È così e questo dato sintetizza che oggi se un kWh italiano costa tra il 25 e il 30% in più di uno tedesco non è a causa del fatto che i produttori si vogliono arricchire. Anzi tutti sono in  sofferenza. L’altro luogo comune è che l’elettricità costa tanto perché paghiamo troppo per le rinnovabili. Abbiamo visto che le cifre sono paragonabili con quelle che pagano i tedeschi.

Allora quali sono le variabili che incidono veramente oggi sul prezzo dell’elettricità in Italia?

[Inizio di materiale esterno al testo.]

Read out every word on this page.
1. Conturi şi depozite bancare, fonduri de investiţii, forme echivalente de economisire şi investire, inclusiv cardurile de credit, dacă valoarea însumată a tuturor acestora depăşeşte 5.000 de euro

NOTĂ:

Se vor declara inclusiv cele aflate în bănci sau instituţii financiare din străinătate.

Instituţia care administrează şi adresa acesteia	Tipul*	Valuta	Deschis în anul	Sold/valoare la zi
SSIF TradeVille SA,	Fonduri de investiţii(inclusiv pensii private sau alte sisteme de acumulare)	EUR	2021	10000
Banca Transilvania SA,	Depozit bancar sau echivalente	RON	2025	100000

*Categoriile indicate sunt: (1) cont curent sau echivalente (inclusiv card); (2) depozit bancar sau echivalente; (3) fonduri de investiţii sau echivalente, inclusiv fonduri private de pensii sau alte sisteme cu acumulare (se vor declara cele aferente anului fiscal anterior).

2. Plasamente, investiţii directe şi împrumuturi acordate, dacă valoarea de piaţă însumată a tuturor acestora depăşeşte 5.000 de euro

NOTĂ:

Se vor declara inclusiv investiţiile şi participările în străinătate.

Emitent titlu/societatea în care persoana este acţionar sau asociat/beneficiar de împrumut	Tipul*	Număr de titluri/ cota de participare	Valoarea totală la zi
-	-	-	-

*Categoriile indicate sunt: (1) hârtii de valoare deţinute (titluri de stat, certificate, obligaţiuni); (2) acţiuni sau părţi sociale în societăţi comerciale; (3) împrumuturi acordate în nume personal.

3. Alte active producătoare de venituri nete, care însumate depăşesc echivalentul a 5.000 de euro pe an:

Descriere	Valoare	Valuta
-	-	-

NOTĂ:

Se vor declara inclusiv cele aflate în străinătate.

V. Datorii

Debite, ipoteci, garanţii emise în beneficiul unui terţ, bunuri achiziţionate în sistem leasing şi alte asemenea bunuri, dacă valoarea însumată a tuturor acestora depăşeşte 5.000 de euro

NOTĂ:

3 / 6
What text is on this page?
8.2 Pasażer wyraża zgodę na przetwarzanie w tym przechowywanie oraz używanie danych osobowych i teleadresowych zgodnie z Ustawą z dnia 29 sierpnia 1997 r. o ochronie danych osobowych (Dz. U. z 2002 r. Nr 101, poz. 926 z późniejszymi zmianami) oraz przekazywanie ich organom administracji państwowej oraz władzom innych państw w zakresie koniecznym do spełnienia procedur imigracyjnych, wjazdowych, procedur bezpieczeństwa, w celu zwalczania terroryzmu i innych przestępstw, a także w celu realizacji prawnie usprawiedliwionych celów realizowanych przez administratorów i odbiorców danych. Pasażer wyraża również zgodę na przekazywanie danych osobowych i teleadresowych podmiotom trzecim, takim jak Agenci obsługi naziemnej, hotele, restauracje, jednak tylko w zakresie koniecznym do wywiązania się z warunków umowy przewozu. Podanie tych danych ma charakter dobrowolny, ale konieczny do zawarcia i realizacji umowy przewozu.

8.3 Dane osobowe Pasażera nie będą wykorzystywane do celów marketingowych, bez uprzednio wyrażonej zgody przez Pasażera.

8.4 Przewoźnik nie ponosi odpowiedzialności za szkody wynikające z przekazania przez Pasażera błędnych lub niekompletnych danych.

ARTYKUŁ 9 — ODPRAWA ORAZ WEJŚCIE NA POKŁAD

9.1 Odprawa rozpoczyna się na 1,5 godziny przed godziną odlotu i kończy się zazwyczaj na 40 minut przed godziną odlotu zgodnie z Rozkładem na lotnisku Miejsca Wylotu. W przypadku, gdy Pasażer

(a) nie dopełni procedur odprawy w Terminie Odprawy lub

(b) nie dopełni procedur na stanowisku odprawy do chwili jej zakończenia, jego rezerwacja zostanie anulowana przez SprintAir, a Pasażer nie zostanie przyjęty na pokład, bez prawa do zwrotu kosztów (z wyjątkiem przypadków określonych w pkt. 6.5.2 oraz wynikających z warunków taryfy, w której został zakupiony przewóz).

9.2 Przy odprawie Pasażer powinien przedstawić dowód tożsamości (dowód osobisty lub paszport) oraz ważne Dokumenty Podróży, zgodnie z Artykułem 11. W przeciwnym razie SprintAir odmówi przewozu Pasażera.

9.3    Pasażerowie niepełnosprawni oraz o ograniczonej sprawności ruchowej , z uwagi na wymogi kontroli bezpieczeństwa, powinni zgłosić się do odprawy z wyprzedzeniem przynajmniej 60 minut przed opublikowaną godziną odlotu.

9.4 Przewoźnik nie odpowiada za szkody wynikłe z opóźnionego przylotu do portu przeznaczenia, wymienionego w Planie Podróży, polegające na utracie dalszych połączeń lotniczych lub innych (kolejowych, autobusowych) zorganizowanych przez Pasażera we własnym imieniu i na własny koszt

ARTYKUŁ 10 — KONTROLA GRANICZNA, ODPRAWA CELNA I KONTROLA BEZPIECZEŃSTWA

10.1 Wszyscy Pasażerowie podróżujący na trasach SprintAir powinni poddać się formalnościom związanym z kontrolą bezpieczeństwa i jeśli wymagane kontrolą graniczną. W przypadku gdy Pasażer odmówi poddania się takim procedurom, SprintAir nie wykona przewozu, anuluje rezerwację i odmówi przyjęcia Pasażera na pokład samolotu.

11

L’Autorità in un recente documento ha spiegato che il differenziale di prezzo in Borsa tra MWh elettrico italiano e tedesco è dell’ordine di 20 € circa, una cifra enorme, e guarda caso molto simile al contributo connesso con le rinnovabili, come abbiamo detto prima. E ciò potrebbe generare anche alcune malignità. Ma vediamo dove si nasconde questo gap. Di questi 20 €, circa 5,6 €/MWh sono legati al sistema dei certificati verdi che aggiunge un costo variabile alla produzione termica, cioè la produzione marginale. Con un sistema di incentivazione per le rinnovabili tutto spostato sulle tariffe fisse, eliminando quindi i CV, soluzione già prevista e che forse avremmo dovuto realizzare prima, questa quota di 5,6 € sparirebbe. Ma l’aspetto chiave, dice l’Autorità, è che se in Italia potessimo comprare il gas per l’uso in centrale allo stesso prezzo di un produttore tedesco questo differenziale si ridurrebbe ulteriormente di altri 10 €/MWh. E sottolineo 10 €, anche se nei miei calcoli si arriva anche a 12. Ma anche accettando il calcolo della Autorità, significa che tutta la parte del surplus legato al resto, cioè all’effetto dato dal mix energetico del Paese, varrebbe appena circa 4 €/MWh. All’interno di questa ultima cifra, solamente per la questione della ‘congestione della rete’, si stima un aggravio di 2 €/MWh. Forse se avessimo gli elettrodotti che servono per eliminare i colli di bottiglia un MWh costerebbe appunto 2 euro in meno, come insiste a dire il Gestore del Mercato Elettrico.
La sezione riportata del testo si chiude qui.